Baked cheesecake with blackcurrant kissel

Baked cheesecake with blackcurrant kissel

How to Cook Desserts
Peter Cassidy

Of Eastern European origin, kissel can be made with any sour soft fruit and served with rice pudding or ice cream, as well as with a baked cheesecake. It can also be made a little thinner and eaten as a sweet soup. As it is served hot, the kissel needs to be thickened at the last minute, but the blackcurrant juice can be made ahead. You will need a 23cm round springform cake tin.


Quantity Ingredient

For the base

Quantity Ingredient
75g butter
150g digestive biscuits
2 tablespoons caster sugar

For the topping

Quantity Ingredient
6 tablespoons caster sugar
20g cornflour
500g cream cheese
2 teaspoons vanilla extract
4 eggs
200ml double cream

For the kissel

Quantity Ingredient
450g blackcurrants, fresh or frozen
1 orange
1 cinnamon stick
170g caster sugar
2 teaspoons arrowroot


  1. Heat the oven to 200°C. Line the base of the springform tin with greaseproof paper.
  2. Melt the butter for the base and crush the biscuits by placing them in a plastic bag and bashing with a rolling pin (or whiz them briefly in a food processor). Transfer to a bowl and stir in the melted butter and the sugar. Press this mixture into the base of the prepared tin.
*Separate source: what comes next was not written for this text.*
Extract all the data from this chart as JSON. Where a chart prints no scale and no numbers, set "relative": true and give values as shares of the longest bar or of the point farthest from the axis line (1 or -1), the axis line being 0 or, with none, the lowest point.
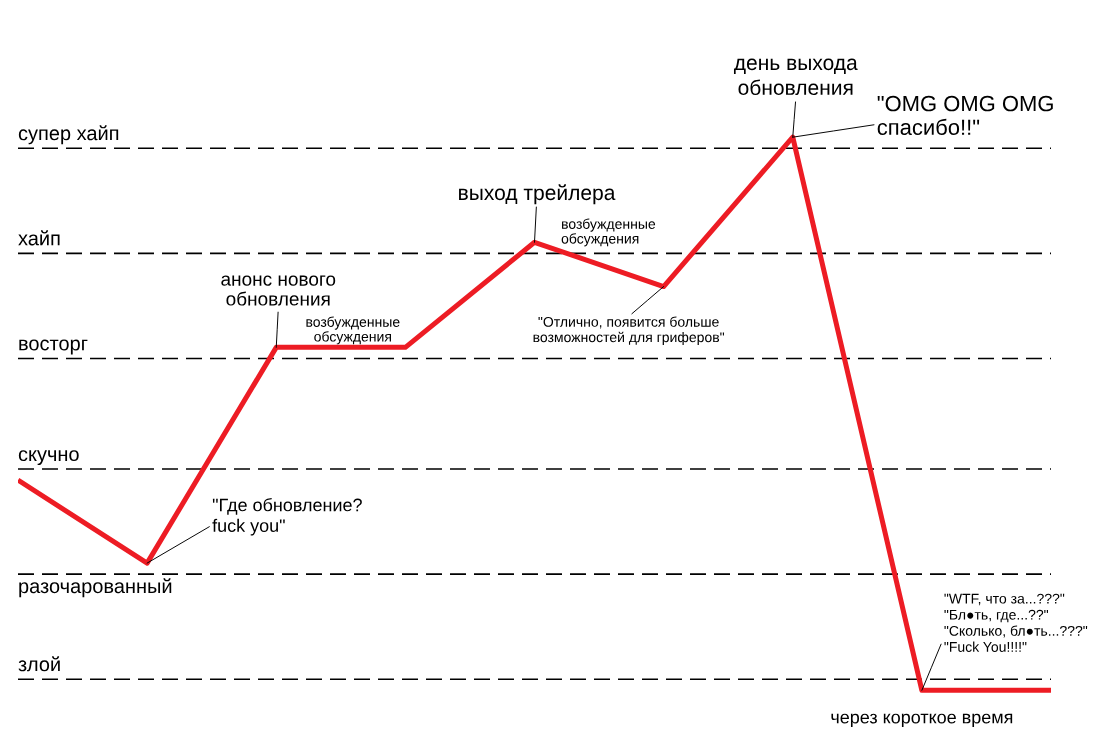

Bake in the oven for 10–15 minutes, then remove and leave to cool.
  3. Reduce the oven temperature to 150°C. For the topping, put 4 tbsp of the sugar with the cornflour into a mixing bowl and, using a wooden spoon, beat in the cream cheese and vanilla.
  4. Separate the eggs into 2 medium bowls. Beat the yolks into the cream cheese mixture along with the cream.
  5. Whisk the egg whites to medium peaks. Whisk in the remaining 2 tbsp sugar, then carefully fold into the cream cheese mixture, using a large metal spoon or spatula.
  6. Pour the mixture over the cooled biscuit base and bake in the lower half of the oven for 45–60 minutes until the topping has just set; it should have a slight uniform wobble.
  7. Meanwhile, to make the kissel, wash the blackcurrants and remove the stalks, if necessary. Finely grate the orange zest and squeeze the juice. Place the blackcurrants, zest and juice in a medium saucepan with the cinnamon and most of the sugar. Add enough water to come just to the top of the fruit and simmer gently for 20 minutes, or until the fruit is soft.
  8. Remove the cinnamon and press the fruit and juice through a sieve, discarding the seeds and skin from the sieve. Return the sieved juices to the pan. Taste and add more sugar if necessary.
  9. Once the cheesecake has cooled and is ready to serve, bring the pan of blackcurrant syrup to the boil. Mix the arrowroot with a little cold water in a small bowl to make a smooth paste. Add a ladleful of the hot blackcurrant syrup to the arrowroot and mix thoroughly, then add the arrowroot mixture back into the fruit syrup and stir well. Bring to the boil, stirring, while the mixture thickens. Remove from the heat as soon as it has boiled as, unlike flour, arrowroot should not be simmered.
  10. Serve the cheesecake in slices, with some warm kissel poured over each slice.